La pandémie du coronavirus a redéfini les règles du jeu en matière de géopolitique. Désormais, les États doivent faire face à de nouvelles réalités, et devront mettre en place des stratégies nouvelles à même d’être à la hauteur des nouveaux enjeux. Mehdi Hijaouy et Adil Mesbahi, experts en Intelligence Economique et Stratégique, doublement diplômés de l’Ecole de Guerre Economique de Paris, et fondateurs du Washington Strategic Intelligence Center, décryptent le rôle du soft power dans cette nouvelle ère.

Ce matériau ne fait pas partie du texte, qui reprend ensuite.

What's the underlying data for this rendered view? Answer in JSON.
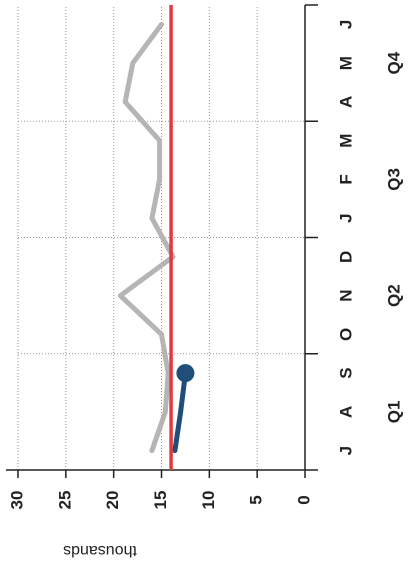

Challenge: Deux extraits de l’entretien que nous avons eu avec vous la semaine dernière, s’agissant de votre lecture géopolitique de la crise.
« Cette crise rebattra les cartes à l’échelle mondiale. Lorsque les pays gestionnaires ont la tête dans le guidon, les stratèges préparent déjà l’après crise. ». « Après la crise du coronavirus, le monde ne sera plus le même. Plus que l’effet papillon, désormais, nous parlerons de l’effet coronavirus. Avec un retour en force de l’Etat. De l’Etat stratège et de l’Etat résilient. Moins de vide et de dépendance stratégiques, et plus de protection de la population et des ressources essentielles à la continuité d’une nation. »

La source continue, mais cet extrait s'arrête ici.